November’s evidence was in the wind, chilly on Rosellen’s legs, teasing at Neil’s hat. This was nifty, though, she decided, sashaying home arm in arm, his familiar long frame the warmest thing in Fort Peck’s larder of wind. There was no fancier word needed for it. Nifty of him, too, to think to—
“Maybe we ought to clear out of here,” she heard come from him, not in any dreamy planning way but as if it had been pent up. “Tell Fort Peck we’ve had a sufficiency.”
“Neil, no. Why?”
“We’re going to need to eventually anyway. Trestle monkeys aren’t long for this world here. About all that’s left is the channel trestle and then my kind of work shuts down to—”
“Mine’ll still be going, though. The last two people on this dam will be one working and me doing paperwork and paychecks on him.” That didn’t bring the laugh from him she’d hoped for. A little wildly, she looked at him from the side, wondering where the Neil who always preached perseverance to her had gone. Clear out, when this place was going great guns? She couldn’t even imagine anything to match the dam, the stories, the ingredients of life here. “And didn’t you say yourself there’ll still be hauling jobs when they start topping off the dam?”
“Yeah, I did,” he said in a thin tone.
“Then, what? What, sweetheart?” she persisted. “Your accident? Is that what has you thinking like this?”
He bridled at her choice of words. What had happened, there with the truck, his eye, the green—he shook his head sharply. Beyond accident. Wasn’t “accident” something that happened to you when you were about half-asking for it, like not checking your safety belt and climbing spikes before you scaled up a bridge piling? This other came down out of the fairy blue and slugged you. Tried to blind you.

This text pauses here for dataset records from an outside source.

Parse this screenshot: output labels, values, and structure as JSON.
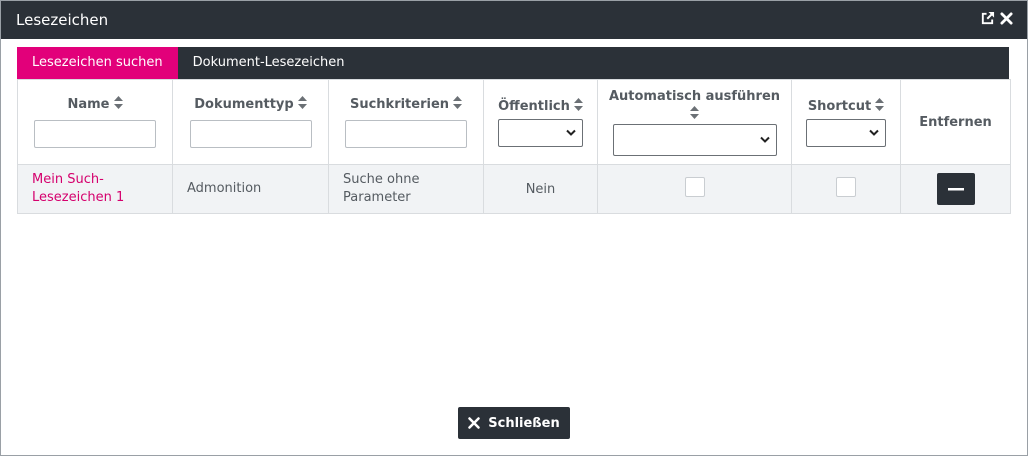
{
  "window": {
    "title": "Lesezeichen",
    "icons": [
      "external-link-icon",
      "close-icon"
    ]
  },
  "tabs": [
    {
      "label": "Lesezeichen suchen",
      "active": true
    },
    {
      "label": "Dokument-Lesezeichen",
      "active": false
    }
  ],
  "table": {
    "columns": [
      {
        "label": "Name",
        "sortable": true,
        "filter": "text"
      },
      {
        "label": "Dokumenttyp",
        "sortable": true,
        "filter": "text"
      },
      {
        "label": "Suchkriterien",
        "sortable": true,
        "filter": "text"
      },
      {
        "label": "Öffentlich",
        "sortable": true,
        "filter": "select"
      },
      {
        "label": "Automatisch ausführen",
        "sortable": true,
        "filter": "select"
      },
      {
        "label": "Shortcut",
        "sortable": true,
        "filter": "select"
      },
      {
        "label": "Entfernen",
        "sortable": false,
        "filter": "none"
      }
    ],
    "rows": [
      {
        "name": "Mein Such-Lesezeichen 1",
        "doctype": "Admonition",
        "criteria": "Suche ohne Parameter",
        "public": "Nein",
        "autorun": false,
        "shortcut": false
      }
    ]
  },
  "footer": {
    "close_label": "Schließen"
  },
  "colors": {
    "dark": "#2b3138",
    "accent": "#e2007a",
    "link": "#d5006d",
    "row_bg": "#f1f3f5"
  }
}
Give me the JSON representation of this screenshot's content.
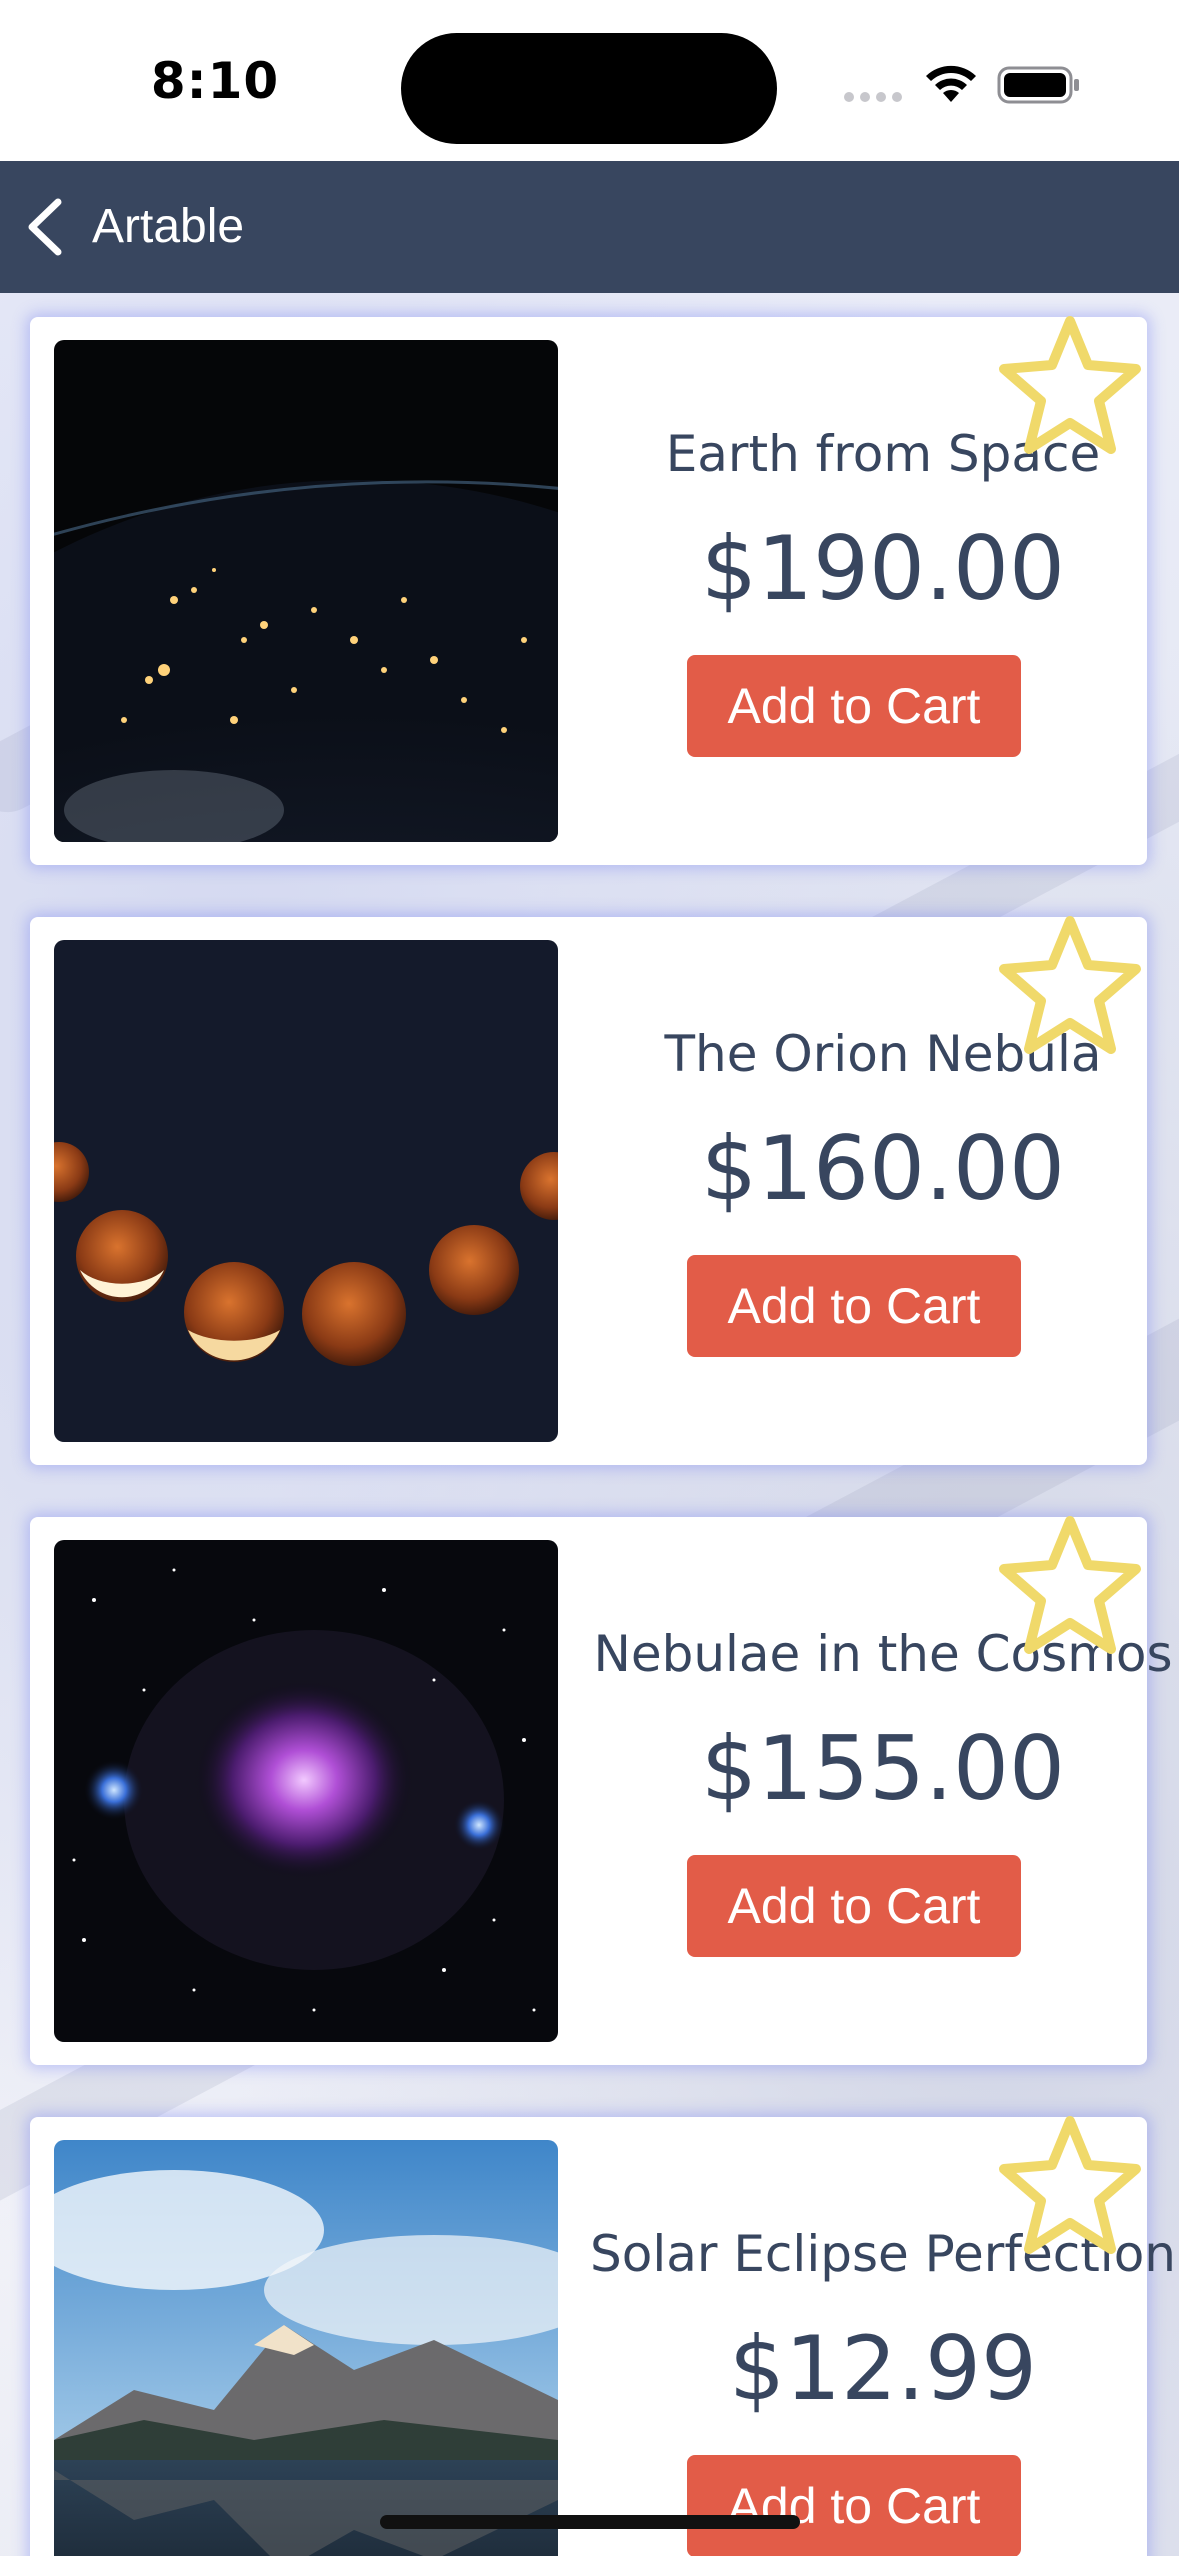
{
  "status_bar": {
    "time": "8:10"
  },
  "nav": {
    "title": "Artable"
  },
  "products": [
    {
      "title": "Earth from Space",
      "price": "$190.00",
      "button": "Add to Cart",
      "image": "earth-night-lights"
    },
    {
      "title": "The Orion Nebula",
      "price": "$160.00",
      "button": "Add to Cart",
      "image": "lunar-eclipse-phases"
    },
    {
      "title": "Nebulae in the Cosmos",
      "price": "$155.00",
      "button": "Add to Cart",
      "image": "orion-nebula"
    },
    {
      "title": "Solar Eclipse Perfection",
      "price": "$12.99",
      "button": "Add to Cart",
      "image": "mountain-lake"
    }
  ],
  "colors": {
    "nav_bar": "#38465f",
    "text": "#38465f",
    "button": "#e25c48",
    "star": "#f0d96a",
    "card_glow": "#6e78f0"
  },
  "icons": [
    "back-chevron-icon",
    "signal-icon",
    "wifi-icon",
    "battery-icon",
    "star-outline-icon"
  ]
}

“Rosellen, I’m not asking for static over this. It was just an idea. I’ll—we’ll need to take a look at things before the topping-off gets underway, though.”
“I know.” She was still wondering how they had gotten into this nearest thing to a fight. “When we have to, we will.”
How in the name of Holy Pete can a guy be expected to sort it all out, wondered Neil. What was it that Owen said, To be a Tebbet. Sisters didn’t look to be an any more understandable proposition than brothers. Charlene would give just about anything to kiss off Fort Peck, Neil knew, and here Rosellen couldn’t be budged from the place.
They walked on home, not saying anything.
• • •
The camera went up in an airplane to look down on Fort Peck. Glimpses, though, were all it could manage; the dam project from overhead proved to be simply too big and sprawling and, well, unphotogenic. The four tall gatehouses that would regulate the river into the tunnels under the dam were being erected on geography that looked reptilian. The curved Fort Peck townsite, in its extreme regularities, looked like sets of false teeth in a rusty basin. So it went, uncooperative earth down there. The famous photographer was considerably less than pleased, but did manage to shoot a panorama of the town of Wheeler in underexposed glowery murk, which the editors in New York would have cropped off if they had not wanted a glowering murky sky over their notion of Wheeler. But how bright did New York look when it was two years old?